A controversial highway construction site in Moscow has revealed radiation levels 60 times above normal, a local assemblyman said Sunday in a finding that the authorities later disputed.
Authorities plan to start building a 28-kilometer southeastern highway this year that activists warn will release cancer-causing radioactive dust into the air and water.
Equipment installed alongside the highway registered at least five spikes in background radiation over a 48-hour period, municipal deputy Dmitry Sarayev wrote on Facebook.
Emergency and radioactive-waste management officials who arrived at the site late Sunday said that the equipment malfunctioned, Sarayev wrote.

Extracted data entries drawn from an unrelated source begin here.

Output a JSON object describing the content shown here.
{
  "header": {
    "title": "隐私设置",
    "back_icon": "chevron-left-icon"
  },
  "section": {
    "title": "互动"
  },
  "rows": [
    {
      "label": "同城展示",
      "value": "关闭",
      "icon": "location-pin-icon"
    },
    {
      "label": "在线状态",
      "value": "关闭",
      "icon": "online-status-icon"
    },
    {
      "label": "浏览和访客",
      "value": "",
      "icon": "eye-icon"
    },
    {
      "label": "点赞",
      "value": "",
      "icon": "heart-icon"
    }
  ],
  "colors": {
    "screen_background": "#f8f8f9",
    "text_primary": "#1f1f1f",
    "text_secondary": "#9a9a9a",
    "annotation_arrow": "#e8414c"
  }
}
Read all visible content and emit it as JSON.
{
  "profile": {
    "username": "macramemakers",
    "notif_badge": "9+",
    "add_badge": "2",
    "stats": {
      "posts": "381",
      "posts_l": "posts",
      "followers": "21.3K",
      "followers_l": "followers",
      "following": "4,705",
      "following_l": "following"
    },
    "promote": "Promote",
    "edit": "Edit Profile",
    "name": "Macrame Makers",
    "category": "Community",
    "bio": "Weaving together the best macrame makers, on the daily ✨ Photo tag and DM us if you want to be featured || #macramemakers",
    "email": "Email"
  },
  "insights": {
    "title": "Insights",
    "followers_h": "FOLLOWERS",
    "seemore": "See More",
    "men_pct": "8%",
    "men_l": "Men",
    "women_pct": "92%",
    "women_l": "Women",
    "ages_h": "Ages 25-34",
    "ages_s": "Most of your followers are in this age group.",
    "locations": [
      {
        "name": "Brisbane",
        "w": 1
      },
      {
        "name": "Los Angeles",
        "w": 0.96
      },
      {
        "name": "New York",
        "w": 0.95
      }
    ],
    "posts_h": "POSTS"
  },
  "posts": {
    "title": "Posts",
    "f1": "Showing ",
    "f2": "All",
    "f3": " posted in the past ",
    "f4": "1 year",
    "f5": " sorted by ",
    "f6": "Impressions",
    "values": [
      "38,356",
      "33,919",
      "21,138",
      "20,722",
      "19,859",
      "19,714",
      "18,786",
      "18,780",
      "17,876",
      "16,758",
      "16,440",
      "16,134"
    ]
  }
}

The Moscow branch of Russia’s Emergency Situations Ministry said the report of high radiation “does not correspond to reality.” Background radiation levels detected by state equipment do not exceed the normal range, it said in an online statement.

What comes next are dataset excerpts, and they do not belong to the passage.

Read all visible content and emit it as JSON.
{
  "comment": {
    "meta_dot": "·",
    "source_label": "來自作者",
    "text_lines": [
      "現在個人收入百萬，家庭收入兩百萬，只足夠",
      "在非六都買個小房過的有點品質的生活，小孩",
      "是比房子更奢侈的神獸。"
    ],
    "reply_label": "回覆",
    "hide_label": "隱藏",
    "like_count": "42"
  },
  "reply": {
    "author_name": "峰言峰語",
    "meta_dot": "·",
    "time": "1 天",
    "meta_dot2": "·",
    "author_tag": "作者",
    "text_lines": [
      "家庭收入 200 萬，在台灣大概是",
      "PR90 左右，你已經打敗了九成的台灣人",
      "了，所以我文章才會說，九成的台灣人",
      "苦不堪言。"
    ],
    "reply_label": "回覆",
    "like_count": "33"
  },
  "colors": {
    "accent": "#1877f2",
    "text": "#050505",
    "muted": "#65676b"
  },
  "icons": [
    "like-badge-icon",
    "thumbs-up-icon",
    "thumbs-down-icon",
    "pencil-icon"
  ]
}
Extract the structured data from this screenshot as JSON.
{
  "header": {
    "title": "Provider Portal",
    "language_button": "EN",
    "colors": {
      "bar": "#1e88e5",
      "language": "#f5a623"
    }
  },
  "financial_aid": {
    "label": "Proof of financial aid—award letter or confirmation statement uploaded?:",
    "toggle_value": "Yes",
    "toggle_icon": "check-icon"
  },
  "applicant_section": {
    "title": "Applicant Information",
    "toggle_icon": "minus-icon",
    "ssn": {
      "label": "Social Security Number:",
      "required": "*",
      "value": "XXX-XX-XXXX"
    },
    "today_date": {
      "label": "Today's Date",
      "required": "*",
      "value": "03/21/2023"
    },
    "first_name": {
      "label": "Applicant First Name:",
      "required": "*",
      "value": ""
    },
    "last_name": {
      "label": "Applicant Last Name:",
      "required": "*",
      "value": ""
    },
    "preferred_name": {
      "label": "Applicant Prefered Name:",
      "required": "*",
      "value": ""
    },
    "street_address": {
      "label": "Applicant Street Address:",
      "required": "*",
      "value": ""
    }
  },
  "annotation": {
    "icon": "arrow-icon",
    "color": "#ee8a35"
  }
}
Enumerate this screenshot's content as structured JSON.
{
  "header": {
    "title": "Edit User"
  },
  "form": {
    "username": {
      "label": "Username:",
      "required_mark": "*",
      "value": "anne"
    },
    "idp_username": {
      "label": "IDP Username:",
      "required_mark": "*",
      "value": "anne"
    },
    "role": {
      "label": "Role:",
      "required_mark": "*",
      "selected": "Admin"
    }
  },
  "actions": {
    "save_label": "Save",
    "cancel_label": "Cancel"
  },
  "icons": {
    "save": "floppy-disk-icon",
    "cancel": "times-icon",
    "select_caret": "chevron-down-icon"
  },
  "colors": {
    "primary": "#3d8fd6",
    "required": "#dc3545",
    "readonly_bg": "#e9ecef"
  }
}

Greenpeace Russia has demanded that the highway construction be halted. State-run safety tests last year revealed radiation levels 200 times higher than the norm near the planned highway.
The NGO and hired experts found five locations on the highway route between the Moscow Polymetals Plant and the Moskvorechye commuter rail station where topsoil emitted up to eight times the normal level of radiation.
Moscow Mayor Sergei Sobyanin last month admitted the existence of “radioactive spots” along the Moscow River and promised to move some of the contaminated soil outside city limits. Greenpeace accused Sobyanin of not doing enough to prevent what they see as a radioactive incident waiting to happen.